A casa nostra mio papà aveva un accappatoio da doccia marrone, per me molto anonimo, infatti le piastrelle della stanza da bagno di casa nostra erano dello stesso colore, e quando lo indossava sembrava quasi un volere confondersi con l'ambiente, un conformarsi con esso, qualcosa privo di vera personalità. Quando mi sono sposato e trasferito in casa mia, ho acquistato un accappatoio rosso fiammante, spiccava molto nell'ambiente, nonostante lo avessimo lavato la prima volta che lo indossai, mi riempi di pelucchi rossi, così pure la seconda ed anche la terza, da allora dopo averlo lavato lo riposi in un armadio ed adopero anch'io un bel accappatoio marrone.
Quando morì mio nonno, mio padre aveva circa trentaquattro anni, ricordo ancora nitidamente che mi fece specie vederlo piangere. All'epoca avevo circa sette anni e mio papà era per me l'adulto per antonomasia, qualcosa di completamente diverso da quel me bambino, quasi fosse fatto di una sostanza diversa. Nonostante quell'episodio avesse scalfito le mie granitiche certezze per ancora molto tempo questa distinzione tra il me infante e " loro adulti" fu nitidissima.
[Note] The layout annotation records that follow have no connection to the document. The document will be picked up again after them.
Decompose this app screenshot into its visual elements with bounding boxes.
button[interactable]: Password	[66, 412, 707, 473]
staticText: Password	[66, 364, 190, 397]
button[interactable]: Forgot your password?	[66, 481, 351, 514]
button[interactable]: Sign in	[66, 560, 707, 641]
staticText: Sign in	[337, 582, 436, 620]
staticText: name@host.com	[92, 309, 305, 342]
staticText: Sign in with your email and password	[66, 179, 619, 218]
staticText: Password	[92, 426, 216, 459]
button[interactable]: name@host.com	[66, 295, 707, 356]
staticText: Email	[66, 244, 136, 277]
Forse è per questa solo percepita differenza che i genitori deludono in qualche modo i figli quando crescendo, ci accorgiamo che anche loro sbagliano, sono Fallaci, e soggetti alla balia del caso esattamente come noi. Ed è questo, come dire questa loro mancata universalità, qualcosa che difficilmente si riesce ad accettare e soprattutto perdonare.
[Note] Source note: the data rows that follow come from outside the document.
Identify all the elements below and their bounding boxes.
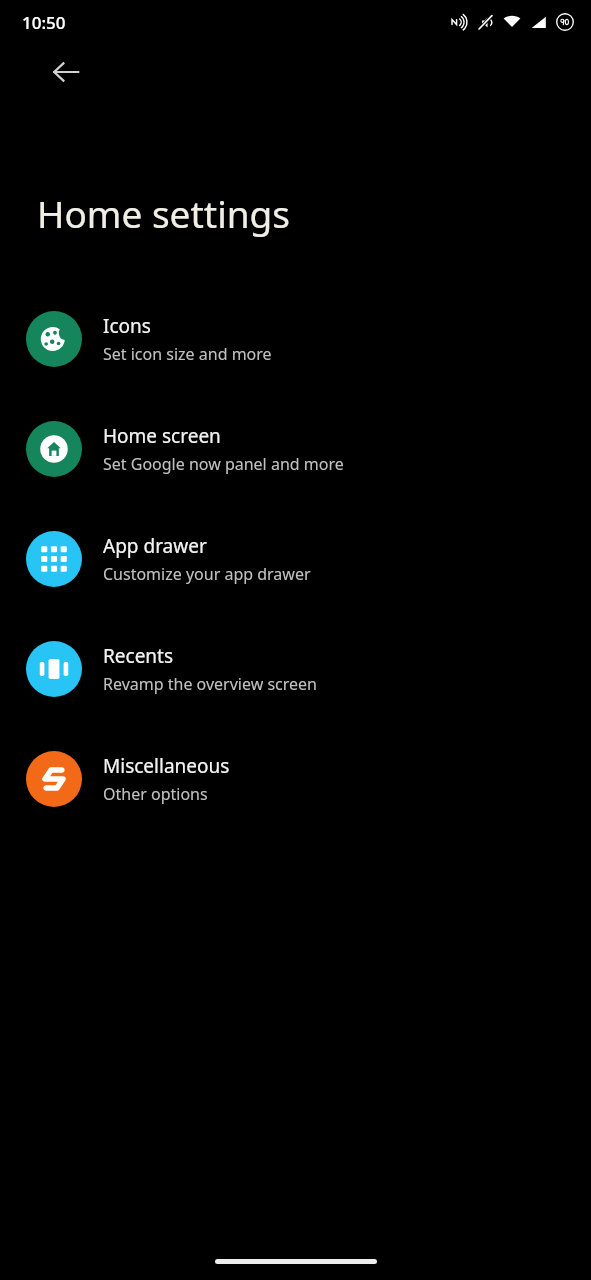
staticText: App drawer xyxy=(103,533,207,559)
staticText: Revamp the overview screen xyxy=(103,673,317,695)
staticText: Other options xyxy=(103,783,208,805)
staticText: Home screen xyxy=(103,423,221,449)
staticText: Set icon size and more xyxy=(103,343,272,365)
button[interactable]: Back xyxy=(38,44,94,100)
button[interactable]: Home screen xyxy=(0,394,591,504)
staticText: Customize your app drawer xyxy=(103,563,311,585)
staticText: Recents xyxy=(103,643,174,669)
staticText: Miscellaneous xyxy=(103,753,230,779)
button[interactable]: Icons xyxy=(0,284,591,394)
button[interactable]: Miscellaneous xyxy=(0,724,591,834)
staticText: Set Google now panel and more xyxy=(103,453,344,475)
staticText: Home settings xyxy=(37,188,291,238)
staticText: 10:50 xyxy=(22,11,66,34)
button[interactable]: Recents xyxy=(0,614,591,724)
staticText: Icons xyxy=(103,313,151,339)
button[interactable]: App drawer xyxy=(0,504,591,614)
Io credo perché frantuma uno dei più bei sogni dell'infanzia; quella falsa speranza che una volta cresciuti avremmo capito tutto, o quasi. forse invece, perché man mano che scopriamo questa loro fragilità, così simile alla nostra, viene a mancare in noi quel pilastro in cui speravamo di trovare appoggio nelle decisioni difficili che l'esistenza inevitabilmente ci parerà di fronte, non lo so e penso che questo sia uno di quei misteri che più che l'esattezza della scienza, l'intuizione del mito può aiutare a decifrare; mi riferisco ad Edipo e i suoi emuli; l'assassinio del padre per prenderne il posto ma, al contempo sperare neppure tanto inconsciamente, che il più presto possibile, anche la nostra progenie faccia lo stesso per rinforzare le fila, augurandosi che il figlio non abbia più bisogno di essere sorretto ancora per molto, per essere portato avanti, ma ci offra un braccio a cui aggrapparci per avanzare sulla strada della vita.
E mentre scrivo tutto questo penso alle mie figlie, e come in qualche modo vedono me e mia moglie, assieme a tutti gli adulti che gli sono cari come rocce a cui aggrappare la loro esistenza, ed anche se so che non è giusto e nemmeno lecito, penso come sarebbe bello e liberatorio spiegargli di non prendersela se anche noi sbagliamo, perché anche se un po' più grossi, in fin dei conti siamo anche noi, assieme a loro, come quei pollini leggeri trasportati dal vento, nell'oscura immensità che é la vita.